The peculiarity is its ubiquity and the ritual of it. A host will automatically present *rakija* to a visitor. It is hard to refuse without cause. It is usually served with a small salad (*shopska salata*) as a *"meze."* The initial pour is robust and ritualistic. The tradition creates an instant sense of community and dissolves social defenses. To drink *rakija* is to participate in a quintessentially Bulgarian act of faith and bonding.

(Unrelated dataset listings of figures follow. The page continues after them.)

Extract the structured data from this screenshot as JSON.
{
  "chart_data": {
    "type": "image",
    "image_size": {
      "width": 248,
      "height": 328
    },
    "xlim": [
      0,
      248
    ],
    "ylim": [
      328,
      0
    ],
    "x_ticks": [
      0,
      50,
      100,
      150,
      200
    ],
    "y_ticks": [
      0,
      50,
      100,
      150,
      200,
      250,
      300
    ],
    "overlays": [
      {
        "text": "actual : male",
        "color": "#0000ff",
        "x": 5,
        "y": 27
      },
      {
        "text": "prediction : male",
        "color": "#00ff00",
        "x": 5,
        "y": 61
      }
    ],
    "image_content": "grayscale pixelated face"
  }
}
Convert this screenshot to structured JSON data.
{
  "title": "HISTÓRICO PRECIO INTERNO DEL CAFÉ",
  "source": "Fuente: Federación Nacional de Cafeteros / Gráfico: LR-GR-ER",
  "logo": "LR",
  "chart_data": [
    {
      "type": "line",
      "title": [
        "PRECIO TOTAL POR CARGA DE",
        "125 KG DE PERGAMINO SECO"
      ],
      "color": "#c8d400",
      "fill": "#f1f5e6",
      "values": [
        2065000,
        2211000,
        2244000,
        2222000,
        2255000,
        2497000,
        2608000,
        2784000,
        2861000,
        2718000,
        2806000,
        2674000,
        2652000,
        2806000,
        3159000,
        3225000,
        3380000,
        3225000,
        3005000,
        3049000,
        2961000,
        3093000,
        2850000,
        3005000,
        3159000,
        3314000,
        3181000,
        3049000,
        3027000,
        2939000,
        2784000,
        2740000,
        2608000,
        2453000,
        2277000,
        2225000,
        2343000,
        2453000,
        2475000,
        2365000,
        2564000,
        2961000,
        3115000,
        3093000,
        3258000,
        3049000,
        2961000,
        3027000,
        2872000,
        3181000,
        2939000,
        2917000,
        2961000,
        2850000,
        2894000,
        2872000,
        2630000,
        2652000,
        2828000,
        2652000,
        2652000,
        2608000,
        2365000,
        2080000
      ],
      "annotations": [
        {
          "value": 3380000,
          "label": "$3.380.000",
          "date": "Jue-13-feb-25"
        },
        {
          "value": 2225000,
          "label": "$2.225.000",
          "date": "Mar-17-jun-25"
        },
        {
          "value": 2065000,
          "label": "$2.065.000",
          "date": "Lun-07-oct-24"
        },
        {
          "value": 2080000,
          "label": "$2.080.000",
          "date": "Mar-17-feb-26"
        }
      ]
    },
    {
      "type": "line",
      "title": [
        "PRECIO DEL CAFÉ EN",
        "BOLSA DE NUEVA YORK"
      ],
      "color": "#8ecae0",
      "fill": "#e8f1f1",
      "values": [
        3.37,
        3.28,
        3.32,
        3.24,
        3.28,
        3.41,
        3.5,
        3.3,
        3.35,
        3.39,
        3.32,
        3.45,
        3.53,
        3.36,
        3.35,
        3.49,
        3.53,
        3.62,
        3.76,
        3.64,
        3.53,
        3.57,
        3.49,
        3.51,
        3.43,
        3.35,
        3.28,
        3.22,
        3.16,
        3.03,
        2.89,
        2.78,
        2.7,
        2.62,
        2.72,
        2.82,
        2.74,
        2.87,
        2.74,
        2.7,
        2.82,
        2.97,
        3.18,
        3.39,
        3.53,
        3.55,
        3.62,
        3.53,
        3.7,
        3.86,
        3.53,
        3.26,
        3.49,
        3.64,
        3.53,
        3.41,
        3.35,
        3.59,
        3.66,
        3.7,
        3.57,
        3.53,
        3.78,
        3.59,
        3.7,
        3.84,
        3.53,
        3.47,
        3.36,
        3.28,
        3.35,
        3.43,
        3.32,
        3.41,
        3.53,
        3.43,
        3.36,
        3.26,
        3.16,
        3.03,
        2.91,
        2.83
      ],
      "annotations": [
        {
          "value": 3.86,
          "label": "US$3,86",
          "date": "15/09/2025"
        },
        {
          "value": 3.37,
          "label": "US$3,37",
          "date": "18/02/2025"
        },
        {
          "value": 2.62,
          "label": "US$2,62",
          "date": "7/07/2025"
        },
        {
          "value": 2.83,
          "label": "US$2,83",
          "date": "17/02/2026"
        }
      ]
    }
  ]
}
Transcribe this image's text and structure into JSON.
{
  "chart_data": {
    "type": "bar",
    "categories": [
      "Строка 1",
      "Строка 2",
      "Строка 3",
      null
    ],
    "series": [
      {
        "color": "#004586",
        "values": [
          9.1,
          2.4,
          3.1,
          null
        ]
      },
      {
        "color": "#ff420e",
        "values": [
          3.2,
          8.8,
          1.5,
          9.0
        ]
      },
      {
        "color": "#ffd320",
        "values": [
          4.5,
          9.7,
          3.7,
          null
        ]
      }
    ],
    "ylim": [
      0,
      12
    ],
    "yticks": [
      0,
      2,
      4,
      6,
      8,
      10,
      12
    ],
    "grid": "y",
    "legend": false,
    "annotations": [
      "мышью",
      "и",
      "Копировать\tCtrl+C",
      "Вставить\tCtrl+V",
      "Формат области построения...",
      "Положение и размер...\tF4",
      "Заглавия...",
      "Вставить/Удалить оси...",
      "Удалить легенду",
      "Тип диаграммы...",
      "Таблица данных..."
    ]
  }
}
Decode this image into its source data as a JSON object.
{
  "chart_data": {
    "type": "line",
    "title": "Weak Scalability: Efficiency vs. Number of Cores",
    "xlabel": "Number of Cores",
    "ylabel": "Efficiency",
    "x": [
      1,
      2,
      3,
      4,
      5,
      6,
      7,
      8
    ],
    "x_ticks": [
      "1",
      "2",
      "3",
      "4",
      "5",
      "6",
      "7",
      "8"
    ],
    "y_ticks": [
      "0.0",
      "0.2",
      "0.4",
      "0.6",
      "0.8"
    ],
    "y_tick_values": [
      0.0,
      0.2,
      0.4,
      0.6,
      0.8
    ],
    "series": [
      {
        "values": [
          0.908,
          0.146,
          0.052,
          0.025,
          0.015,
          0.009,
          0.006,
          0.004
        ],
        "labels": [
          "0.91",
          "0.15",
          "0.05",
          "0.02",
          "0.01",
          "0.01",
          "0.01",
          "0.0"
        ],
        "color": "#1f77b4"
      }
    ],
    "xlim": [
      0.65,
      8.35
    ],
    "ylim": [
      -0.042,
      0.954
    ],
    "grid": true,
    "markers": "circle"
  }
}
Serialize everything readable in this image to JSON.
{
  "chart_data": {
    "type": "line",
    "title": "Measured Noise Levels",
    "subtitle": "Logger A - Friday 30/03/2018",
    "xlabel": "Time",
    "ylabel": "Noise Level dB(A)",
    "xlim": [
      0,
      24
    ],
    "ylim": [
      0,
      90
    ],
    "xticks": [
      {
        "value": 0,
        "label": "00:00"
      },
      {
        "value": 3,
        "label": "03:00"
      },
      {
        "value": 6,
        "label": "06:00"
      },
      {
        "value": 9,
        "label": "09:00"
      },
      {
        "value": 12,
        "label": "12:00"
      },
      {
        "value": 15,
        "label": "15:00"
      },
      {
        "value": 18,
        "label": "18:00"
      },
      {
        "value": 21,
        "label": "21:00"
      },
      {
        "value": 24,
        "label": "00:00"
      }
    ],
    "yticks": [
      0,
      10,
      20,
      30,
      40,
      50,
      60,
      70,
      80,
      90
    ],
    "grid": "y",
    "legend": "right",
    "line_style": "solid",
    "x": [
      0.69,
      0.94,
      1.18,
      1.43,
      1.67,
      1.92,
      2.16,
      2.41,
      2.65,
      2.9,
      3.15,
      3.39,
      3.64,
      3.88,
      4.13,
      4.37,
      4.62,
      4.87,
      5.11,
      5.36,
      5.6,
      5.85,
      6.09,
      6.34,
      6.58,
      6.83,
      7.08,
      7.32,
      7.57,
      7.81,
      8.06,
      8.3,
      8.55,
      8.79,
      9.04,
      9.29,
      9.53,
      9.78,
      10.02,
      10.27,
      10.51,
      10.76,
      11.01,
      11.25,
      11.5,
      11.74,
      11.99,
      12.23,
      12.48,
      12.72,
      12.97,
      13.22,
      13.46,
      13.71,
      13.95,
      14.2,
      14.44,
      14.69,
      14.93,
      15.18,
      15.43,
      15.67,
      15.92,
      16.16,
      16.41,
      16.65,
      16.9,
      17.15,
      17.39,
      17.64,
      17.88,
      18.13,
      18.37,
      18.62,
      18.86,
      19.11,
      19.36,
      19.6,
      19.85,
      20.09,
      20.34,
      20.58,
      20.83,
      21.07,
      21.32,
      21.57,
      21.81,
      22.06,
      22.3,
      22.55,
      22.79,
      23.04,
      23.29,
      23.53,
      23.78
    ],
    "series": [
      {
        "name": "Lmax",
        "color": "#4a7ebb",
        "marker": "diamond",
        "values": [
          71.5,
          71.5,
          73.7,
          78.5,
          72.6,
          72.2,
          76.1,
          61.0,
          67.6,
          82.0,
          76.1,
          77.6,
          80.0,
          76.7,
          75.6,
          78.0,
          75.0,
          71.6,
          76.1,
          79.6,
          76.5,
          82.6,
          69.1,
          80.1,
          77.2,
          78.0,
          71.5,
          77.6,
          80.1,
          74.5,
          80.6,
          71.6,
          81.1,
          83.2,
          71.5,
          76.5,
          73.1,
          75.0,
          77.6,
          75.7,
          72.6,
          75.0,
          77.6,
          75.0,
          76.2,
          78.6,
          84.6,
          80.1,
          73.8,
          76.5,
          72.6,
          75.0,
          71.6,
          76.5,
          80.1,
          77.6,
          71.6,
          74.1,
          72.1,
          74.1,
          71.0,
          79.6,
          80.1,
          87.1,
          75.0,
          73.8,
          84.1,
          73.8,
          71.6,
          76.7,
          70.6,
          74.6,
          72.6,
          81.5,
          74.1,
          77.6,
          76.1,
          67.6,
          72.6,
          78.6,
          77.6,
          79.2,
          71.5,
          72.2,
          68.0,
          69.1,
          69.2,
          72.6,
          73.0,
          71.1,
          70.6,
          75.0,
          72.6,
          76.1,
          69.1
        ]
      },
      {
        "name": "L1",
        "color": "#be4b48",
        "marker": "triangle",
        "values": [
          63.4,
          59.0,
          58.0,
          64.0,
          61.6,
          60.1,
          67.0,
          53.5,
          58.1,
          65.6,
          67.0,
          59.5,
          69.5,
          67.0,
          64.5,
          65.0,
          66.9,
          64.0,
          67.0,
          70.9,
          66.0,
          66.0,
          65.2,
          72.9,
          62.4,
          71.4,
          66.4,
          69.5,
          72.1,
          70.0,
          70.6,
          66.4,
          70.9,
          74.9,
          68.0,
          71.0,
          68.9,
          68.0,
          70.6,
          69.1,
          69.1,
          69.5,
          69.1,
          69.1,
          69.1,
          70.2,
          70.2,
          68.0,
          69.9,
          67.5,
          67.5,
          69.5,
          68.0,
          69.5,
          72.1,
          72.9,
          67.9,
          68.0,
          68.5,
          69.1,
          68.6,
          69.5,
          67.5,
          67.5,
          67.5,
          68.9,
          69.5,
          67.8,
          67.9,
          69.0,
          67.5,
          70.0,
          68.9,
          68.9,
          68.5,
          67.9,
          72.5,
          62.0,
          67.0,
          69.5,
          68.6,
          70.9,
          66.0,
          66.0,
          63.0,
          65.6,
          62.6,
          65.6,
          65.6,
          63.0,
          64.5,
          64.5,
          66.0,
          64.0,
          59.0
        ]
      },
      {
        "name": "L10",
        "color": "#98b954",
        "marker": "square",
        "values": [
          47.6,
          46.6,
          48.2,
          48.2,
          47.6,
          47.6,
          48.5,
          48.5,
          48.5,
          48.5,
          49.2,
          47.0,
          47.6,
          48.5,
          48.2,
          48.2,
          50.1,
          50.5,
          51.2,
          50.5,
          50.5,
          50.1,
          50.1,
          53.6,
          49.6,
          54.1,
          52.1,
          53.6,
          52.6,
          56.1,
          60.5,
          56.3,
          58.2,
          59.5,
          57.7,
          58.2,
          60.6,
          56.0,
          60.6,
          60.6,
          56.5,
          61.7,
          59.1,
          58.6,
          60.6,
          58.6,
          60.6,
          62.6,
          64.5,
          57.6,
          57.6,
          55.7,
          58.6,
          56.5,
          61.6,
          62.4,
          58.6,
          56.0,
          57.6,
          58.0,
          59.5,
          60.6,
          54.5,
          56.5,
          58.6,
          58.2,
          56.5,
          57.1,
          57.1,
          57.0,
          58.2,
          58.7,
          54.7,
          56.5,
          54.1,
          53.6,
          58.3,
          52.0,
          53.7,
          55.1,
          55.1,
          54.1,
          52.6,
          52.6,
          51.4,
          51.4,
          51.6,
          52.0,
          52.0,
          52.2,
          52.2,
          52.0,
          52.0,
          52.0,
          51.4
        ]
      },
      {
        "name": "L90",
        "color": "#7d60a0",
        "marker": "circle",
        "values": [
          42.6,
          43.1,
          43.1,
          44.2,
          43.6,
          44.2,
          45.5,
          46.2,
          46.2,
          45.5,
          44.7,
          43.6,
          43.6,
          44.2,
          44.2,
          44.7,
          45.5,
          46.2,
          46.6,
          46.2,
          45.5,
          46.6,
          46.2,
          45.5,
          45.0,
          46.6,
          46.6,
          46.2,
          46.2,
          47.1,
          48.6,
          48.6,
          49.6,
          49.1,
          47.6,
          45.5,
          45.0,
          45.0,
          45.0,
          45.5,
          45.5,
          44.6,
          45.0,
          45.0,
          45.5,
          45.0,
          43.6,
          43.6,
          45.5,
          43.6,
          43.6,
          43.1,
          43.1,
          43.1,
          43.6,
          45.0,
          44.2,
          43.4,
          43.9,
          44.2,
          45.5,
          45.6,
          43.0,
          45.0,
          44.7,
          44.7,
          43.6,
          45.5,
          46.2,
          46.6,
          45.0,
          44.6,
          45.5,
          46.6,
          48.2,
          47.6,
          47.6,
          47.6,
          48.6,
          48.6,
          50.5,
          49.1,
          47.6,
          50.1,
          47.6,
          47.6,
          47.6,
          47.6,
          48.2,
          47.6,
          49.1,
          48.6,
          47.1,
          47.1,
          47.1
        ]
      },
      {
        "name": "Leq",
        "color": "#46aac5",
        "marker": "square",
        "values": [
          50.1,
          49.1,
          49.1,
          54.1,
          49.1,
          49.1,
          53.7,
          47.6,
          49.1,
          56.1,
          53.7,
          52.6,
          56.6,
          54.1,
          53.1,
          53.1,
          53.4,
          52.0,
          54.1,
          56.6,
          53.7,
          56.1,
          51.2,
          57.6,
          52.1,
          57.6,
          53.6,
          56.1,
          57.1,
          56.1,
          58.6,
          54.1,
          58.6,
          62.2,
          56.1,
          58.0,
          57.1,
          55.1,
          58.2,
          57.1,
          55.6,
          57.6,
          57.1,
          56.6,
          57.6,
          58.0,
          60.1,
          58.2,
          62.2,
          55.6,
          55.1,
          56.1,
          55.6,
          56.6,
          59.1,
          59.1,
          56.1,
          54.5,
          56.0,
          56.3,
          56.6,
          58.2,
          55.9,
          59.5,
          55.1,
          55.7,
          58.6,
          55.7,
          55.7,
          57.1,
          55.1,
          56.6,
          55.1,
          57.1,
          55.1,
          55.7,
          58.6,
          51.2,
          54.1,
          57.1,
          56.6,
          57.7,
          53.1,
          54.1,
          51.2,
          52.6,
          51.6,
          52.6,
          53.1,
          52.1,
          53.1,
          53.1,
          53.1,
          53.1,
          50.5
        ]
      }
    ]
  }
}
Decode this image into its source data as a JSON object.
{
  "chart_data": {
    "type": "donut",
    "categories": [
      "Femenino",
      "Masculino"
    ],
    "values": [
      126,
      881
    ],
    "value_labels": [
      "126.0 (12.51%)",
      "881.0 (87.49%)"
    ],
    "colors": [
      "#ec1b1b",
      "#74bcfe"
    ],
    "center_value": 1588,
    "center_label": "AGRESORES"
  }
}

In short, Bulgarian culture is a mesmerizing brocade embroidered with strands of Thracian mystery, Orthodox creed, Ottoman occupation, communist life, and a resolute national psyche. These ten facts—from the reversed salutes and the protector *Martenitsas* to the pagan *Kukeri* and the bittersweet *keyf*—are not idiosyncrasies. They are the clues to understanding a people who have learned history's subtlety, who take pleasure in joint ceremonies, and who protect their warmth and strength behind a mask that will initially seem unbreachable. To understand them is to understand Bulgaria not merely as a place in history but as a land where the past is always vitally, and curiously, present.